Final goodbye to Final Cut Studio and Flash


Not a surprise to anyone, but Adobe is pulling the plug on Flash, the animation turned practically independent OS application originally developed by Macromedia. I have along history with Flash, and loved using it under Macromedia. When Adobe bought Macromedia, it was almost exclusively for obtaining Flash which it saw as the future standard of the internet and aggressively pushed it way beyond it's limits and original functions into a space no one asked for. They also pretty much abandoned all the other great Macromedia products, including Dreamweaver which had become the best WYSIWYG html editor around.

At first, mostly because of the advantages for flash video, the newer version caught on but quickly the hack-ability and lack of stability became apparent to anyone opening a Flash file. Steve Jobs notoriously banned the format from Apple's mobile devices and the long, slow death knell began to sound. HTML 5 and other new internet advances soon took over most of the functions only Flash could offer and to be frank, I haven't opened the program in about 5 years.

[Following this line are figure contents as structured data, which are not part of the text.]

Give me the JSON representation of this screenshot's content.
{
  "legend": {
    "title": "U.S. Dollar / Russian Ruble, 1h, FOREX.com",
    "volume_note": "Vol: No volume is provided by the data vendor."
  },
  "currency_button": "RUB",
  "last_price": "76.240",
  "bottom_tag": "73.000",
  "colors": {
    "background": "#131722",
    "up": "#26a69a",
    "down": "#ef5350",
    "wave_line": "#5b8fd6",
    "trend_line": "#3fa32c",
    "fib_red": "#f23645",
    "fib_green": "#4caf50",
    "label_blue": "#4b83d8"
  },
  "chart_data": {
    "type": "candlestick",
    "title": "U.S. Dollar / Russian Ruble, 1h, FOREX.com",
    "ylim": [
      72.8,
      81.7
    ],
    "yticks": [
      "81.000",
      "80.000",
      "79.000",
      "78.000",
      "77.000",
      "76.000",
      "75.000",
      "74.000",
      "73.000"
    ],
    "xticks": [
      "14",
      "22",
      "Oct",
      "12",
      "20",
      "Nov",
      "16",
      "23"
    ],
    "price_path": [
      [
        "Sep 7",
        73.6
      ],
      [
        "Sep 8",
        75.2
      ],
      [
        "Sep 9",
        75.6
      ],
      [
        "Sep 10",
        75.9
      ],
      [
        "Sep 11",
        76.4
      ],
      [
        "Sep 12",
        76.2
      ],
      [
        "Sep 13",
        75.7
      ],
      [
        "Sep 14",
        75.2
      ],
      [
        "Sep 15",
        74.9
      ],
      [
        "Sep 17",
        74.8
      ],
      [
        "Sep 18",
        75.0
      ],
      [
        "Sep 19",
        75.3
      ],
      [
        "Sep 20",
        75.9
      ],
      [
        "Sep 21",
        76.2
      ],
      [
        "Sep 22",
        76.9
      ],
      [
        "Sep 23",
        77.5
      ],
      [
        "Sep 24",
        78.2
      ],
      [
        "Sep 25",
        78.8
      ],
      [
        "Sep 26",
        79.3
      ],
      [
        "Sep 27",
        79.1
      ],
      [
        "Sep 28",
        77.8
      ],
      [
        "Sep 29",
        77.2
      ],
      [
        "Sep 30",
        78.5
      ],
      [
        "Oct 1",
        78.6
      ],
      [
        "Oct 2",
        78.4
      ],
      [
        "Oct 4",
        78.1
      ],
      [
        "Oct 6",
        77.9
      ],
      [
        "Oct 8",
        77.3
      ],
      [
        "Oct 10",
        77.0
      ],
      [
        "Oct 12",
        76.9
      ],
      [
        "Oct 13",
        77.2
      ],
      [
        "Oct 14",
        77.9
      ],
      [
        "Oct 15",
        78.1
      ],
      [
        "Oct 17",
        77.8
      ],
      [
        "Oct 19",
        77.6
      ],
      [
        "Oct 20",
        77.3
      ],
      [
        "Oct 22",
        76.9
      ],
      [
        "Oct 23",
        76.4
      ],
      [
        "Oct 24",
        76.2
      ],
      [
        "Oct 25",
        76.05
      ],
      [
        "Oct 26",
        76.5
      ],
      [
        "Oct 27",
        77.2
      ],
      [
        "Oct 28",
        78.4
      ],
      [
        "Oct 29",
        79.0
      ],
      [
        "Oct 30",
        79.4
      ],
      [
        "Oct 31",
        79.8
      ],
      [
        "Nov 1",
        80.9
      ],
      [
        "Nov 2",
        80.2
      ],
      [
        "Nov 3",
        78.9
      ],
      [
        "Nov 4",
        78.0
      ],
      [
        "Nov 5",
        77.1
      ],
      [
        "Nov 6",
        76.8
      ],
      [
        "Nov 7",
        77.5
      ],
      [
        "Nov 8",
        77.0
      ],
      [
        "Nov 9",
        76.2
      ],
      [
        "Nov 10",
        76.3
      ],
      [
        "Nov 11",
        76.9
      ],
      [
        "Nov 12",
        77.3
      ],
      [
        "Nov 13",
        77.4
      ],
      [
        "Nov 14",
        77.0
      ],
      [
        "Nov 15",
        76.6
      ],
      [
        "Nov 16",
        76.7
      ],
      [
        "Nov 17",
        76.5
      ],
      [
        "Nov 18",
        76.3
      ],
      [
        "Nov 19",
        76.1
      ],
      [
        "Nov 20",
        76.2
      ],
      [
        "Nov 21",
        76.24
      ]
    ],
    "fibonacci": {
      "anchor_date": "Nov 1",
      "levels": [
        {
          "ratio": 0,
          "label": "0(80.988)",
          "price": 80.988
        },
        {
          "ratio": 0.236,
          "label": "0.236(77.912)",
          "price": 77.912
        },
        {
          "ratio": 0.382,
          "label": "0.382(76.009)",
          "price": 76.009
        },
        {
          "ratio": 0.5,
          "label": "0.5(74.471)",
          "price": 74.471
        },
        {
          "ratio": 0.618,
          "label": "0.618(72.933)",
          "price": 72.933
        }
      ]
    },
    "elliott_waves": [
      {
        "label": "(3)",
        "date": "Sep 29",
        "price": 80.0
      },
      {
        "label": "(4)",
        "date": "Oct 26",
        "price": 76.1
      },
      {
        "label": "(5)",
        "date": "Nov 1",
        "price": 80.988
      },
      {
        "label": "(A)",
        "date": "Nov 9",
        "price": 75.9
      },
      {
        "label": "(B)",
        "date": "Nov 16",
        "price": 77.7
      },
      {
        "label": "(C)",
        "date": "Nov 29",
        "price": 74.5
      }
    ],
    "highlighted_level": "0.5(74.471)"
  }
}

Sadder for me is the knowledge that the next Mac OS update will kill Final Cut Studio for once for all. I actually used it just last week to export a video in a format for Amazon Video Direct that Final Cut X can not do... for reasons I'll never understand and Amazon refuses to explain. The Final Cut debacle is well known and hate for the Final Cut Studio replacement isn't unfounded, or wasn't unfounded at the time. The application has changed a lot, bringing back old functionality and new better workflow over a slow development period but without demanding an upgrade fee in all that time. I still use some of the suite as well. While programs like the DVD creator and Colour have been obsolete for a long time now, Sound track Pro still has been very useful to me time to time. I have the new Motion X and it's a slight improvement over the studio version (why won't Apple give that software some real love?) but I haven't bought the new Compressor which exports to different formats... and I might have now that the old Final Cut will be no more. Adobe's premier Pro has become what Final Cut likely would have been in some respects but it's also stuck in older ideas about editing and part of the heinous Adobe Creative Cloud ripoff, so I won't be using that and keeping Final Cut X at the top of my video editing list for now.

05 September 2017

Recent photography work


I was recently in Colorado taking photos and the photo above shows the massive difference working in RAW can have on a final photo. The amount of detail that was extracted turned a nothing, dark boring image into something much more interesting.


One of the feature in Affinity Photo is the de-hazing filter and it's pretty amazing. Since I was running around taking photos of distant vistas, haze can be an asset but also a problem. This show the difference that filter can make. There is a lot of control over the strength  and look of it so it's up to you as to how much or little haze you want to get rid of.


I was also, with my brother's advice, able to finally crack the problems I was having with night shots. I was WAY overthinking what I needed to do and he had a simple solution for my most vexing problem - focusing at infinity and keeping it there when you can't see a thing because... well, because it's dark outside.